To the Editor:
We read with interest the very insightful editorial by Dessein, et al1 on the determinants of dyslipidemia in rheumatoid arthritis (RA) in a recent issue of The Journal. There is little doubt that dyslipidemia participates in the atherogenesis of RA even when the disease is treated with disease-modifying antirheumatic drugs (DMARD), and its determinants comprise more of the conventional dyslipidemia risk factors than RA characteristics1. The question is how to best define the thresholds for conventional risk factors where interventions would be necessary.
Although cardiovascular disease (CVD) is highly prevalent in RA, identification is often difficult on clinical grounds alone, especially where reduced physical exertion and symptoms of CVD may be attributed to musculoskeletal rather than cardiac causes2. Further, it may be clinically silent in many patients, emphasizing the need for a high degree of awareness3. Close attention to the management of traditional cardiovascular risk factors is therefore essential in this group of patients4,5. Both rheumatologists and community physicians are therefore interested in knowing thresholds where treatment would be indicated for primary prevention of CVD in RA.
The modified Joint British Societies (JBS2) CVD risk calculator6 is a tool for estimating CVD risk (nonfatal myocardial infarction and stroke, coronary and stroke death, and new angina pectoris) for Caucasian individuals who have not already developed coronary heart disease or other major atherosclerotic disease based on age, sex, smoking habit, systolic blood pressure, and the ratio of total cholesterol to high-density lipoprotein (HDL) cholesterol. This tool is an aid to making clinical decisions about how intensively to intervene on lifestyle and whether to use antihypertensive, lipid-lowering, and antiplatelet medication. A total CVD risk of > 20% over 10 years is defined as high risk and requires professional lifestyle intervention and, where appropriate, drug therapies to achieve the lifestyle and risk factor targets. It is recommended that such calculated risk be doubled7 to account for the excess risk associated with chronic inflammation in RA. We would like to share our experience in using this tool to assess the CVD risk in patients with RA.

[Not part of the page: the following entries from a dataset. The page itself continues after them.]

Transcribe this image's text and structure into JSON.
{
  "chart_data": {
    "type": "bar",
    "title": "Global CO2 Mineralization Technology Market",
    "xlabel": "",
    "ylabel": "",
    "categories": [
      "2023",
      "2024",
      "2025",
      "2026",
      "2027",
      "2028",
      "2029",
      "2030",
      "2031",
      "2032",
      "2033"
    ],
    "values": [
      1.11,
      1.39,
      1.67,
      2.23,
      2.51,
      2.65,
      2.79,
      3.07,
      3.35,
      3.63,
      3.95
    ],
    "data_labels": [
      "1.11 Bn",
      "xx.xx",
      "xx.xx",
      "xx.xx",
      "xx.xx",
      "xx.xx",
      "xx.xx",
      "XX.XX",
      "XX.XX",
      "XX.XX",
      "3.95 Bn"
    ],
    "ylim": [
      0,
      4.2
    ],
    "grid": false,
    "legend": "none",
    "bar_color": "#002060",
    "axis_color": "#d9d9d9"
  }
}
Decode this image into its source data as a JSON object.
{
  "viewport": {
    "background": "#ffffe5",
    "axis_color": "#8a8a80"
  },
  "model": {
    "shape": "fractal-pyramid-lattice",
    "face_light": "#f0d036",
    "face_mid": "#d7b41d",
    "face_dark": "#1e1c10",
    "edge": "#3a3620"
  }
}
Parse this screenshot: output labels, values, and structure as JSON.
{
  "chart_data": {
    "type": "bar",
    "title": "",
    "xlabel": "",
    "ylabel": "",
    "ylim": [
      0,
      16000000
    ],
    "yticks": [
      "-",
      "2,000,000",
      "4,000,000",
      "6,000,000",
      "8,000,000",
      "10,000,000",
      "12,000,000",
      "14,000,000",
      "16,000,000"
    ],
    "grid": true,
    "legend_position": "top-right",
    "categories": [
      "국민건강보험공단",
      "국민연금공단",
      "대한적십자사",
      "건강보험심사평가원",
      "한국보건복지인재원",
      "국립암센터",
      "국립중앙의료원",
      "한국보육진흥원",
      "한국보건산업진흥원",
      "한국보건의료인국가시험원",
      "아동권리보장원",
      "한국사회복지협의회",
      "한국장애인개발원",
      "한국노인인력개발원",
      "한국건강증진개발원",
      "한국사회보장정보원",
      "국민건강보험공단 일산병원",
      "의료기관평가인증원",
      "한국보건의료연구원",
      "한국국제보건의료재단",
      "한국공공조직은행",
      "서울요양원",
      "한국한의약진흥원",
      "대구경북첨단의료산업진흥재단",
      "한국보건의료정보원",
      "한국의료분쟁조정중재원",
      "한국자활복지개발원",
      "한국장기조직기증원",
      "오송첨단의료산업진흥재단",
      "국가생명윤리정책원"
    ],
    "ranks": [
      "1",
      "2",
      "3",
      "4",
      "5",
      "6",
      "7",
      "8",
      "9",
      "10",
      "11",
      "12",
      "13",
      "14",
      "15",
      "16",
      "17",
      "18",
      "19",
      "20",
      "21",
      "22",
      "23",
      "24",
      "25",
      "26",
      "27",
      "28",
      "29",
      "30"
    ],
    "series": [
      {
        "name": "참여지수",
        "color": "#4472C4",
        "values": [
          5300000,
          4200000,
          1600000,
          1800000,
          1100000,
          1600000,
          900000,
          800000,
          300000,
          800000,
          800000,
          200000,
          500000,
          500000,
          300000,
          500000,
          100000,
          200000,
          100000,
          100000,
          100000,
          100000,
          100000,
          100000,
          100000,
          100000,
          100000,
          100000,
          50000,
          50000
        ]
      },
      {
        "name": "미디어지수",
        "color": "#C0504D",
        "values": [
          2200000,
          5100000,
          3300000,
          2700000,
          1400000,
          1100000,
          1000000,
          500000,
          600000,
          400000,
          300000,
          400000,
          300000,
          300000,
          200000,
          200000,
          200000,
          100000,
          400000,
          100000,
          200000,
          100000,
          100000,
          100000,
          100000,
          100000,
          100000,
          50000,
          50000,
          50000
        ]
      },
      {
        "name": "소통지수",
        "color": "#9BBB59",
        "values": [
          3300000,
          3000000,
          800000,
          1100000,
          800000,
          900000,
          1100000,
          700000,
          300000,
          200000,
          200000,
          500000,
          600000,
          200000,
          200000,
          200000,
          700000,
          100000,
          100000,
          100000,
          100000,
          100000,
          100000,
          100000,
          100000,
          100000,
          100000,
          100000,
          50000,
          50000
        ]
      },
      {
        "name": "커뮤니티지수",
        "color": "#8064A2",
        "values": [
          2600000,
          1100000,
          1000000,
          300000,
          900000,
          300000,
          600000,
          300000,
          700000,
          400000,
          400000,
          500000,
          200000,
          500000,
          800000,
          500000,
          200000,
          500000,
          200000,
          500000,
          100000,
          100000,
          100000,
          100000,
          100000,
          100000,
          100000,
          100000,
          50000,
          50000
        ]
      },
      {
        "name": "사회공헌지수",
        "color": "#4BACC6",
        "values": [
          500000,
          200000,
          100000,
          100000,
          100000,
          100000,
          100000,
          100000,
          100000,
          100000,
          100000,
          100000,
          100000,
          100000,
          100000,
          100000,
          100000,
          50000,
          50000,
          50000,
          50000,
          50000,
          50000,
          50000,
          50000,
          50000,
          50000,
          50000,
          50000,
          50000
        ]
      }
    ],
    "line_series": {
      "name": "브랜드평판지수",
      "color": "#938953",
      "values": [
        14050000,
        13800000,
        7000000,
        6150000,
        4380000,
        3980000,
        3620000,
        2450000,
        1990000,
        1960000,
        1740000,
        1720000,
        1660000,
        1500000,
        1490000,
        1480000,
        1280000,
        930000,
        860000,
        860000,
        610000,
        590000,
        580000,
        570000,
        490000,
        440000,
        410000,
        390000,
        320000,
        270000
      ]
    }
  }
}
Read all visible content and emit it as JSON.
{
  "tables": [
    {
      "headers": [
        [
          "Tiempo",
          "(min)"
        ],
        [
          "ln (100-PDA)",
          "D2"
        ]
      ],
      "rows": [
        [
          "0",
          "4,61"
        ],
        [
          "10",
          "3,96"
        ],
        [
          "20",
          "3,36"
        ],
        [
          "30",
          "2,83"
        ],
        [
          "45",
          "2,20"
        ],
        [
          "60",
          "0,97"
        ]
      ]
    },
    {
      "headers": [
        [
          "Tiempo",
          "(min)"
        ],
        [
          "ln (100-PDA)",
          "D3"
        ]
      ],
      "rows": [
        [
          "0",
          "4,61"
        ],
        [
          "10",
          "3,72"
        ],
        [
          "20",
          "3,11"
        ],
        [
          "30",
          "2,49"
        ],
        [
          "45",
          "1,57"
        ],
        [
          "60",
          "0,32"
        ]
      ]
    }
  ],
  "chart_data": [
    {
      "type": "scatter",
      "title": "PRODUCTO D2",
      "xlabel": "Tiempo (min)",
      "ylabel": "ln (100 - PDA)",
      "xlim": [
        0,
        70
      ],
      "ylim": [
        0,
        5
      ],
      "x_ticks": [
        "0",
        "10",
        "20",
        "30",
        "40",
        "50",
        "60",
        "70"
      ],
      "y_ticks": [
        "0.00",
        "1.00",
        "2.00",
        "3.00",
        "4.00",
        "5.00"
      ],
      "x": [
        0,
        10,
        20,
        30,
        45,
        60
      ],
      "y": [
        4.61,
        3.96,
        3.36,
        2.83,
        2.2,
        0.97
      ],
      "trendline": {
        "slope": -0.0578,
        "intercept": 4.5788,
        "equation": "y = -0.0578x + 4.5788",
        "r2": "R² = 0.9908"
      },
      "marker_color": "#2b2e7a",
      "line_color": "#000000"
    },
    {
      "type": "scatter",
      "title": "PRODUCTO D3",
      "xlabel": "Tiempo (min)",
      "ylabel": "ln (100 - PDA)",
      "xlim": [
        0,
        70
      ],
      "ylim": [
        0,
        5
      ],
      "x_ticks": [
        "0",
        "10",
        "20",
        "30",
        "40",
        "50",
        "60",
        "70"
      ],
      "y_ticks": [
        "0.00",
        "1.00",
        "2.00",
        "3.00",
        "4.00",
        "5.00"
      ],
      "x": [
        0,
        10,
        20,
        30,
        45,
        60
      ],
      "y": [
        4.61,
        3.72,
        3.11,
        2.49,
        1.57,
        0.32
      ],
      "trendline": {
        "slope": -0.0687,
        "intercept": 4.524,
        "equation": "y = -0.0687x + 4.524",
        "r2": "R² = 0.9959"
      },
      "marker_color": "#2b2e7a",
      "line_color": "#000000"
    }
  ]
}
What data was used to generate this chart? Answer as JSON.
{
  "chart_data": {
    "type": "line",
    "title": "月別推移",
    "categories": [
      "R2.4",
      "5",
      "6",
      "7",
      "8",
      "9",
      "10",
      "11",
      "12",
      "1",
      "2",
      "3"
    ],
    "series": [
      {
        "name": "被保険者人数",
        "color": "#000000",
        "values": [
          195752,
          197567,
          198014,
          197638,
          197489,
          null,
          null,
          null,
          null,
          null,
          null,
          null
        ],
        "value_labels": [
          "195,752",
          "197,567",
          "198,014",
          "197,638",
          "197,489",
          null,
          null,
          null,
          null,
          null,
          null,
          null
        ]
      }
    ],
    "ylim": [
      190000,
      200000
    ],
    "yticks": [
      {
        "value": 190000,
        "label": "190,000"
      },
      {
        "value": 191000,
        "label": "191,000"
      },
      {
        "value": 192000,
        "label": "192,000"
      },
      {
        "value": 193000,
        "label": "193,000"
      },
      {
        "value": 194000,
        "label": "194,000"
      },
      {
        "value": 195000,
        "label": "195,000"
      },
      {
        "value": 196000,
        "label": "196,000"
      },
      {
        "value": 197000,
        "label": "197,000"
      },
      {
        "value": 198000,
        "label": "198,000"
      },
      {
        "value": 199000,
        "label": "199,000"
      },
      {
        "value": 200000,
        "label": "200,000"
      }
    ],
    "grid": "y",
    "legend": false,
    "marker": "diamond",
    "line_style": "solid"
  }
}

Caucasian patients with RA were prospectively studied. All were assessed for age, sex, RA disease duration and activity and therapy, smoking status, body mass index, systolic blood pressure, fasting blood glucose, total and HDL cholesterol, family history of premature coronary heart disease or stroke, and preexisting cardiovascular comorbidity. Absolute 10-year CVD risk was calculated using the JBS2 CVD risk calculator6, which is used for nondiabetic populations in all age groups.
Sixty-five patients [46 women (71%); mean age 63 ± 11.95 yrs, mean disease duration 13.6 ± 9.75 yrs] were included. Thirty-seven (57%) patients had known cardiovascular comorbidities (hypertension 29, angina 7, myocardial infarction 3, cerebrovascular accident 2, peripheral vascular disease 3, hyperlipidemia 18, and diabetes 3). Table 1 gives details of individual risk factors in 28 (43%) patients who had no known cardiovascular comorbidity. Absolute 10-year CVD risk is shown in Table 2 for this group. Fourteen percent (4/28) of RA patients were thus suitable for primary prevention interventions. However, that figure rose to 36% (10/28) when the calculated risk was doubled7 to account for the excess risk associated with chronic inflammation in RA (Table 2).
The concept of total CVD risk replaces the traditional dichotomous classification of risk factors in most people6. Inappropriate treatment of single risk factor in those at low total CVD risk is thus avoided. It is consonant with clinical practice in which physicians deal with the whole person rather than just one aspect of cardiovascular risk6. Aperson’s CVD risk estimation can be further improved by taking account of other CVD risk factors not included in the calculator such as abdominal obesity, those with family history of premature CVD, and different ethnicity.
The JBS2 CVD risk calculator appears to be a useful tool to assess overall CVD risk in patients with RA and identifies those in whom primary prevention interventions are warranted.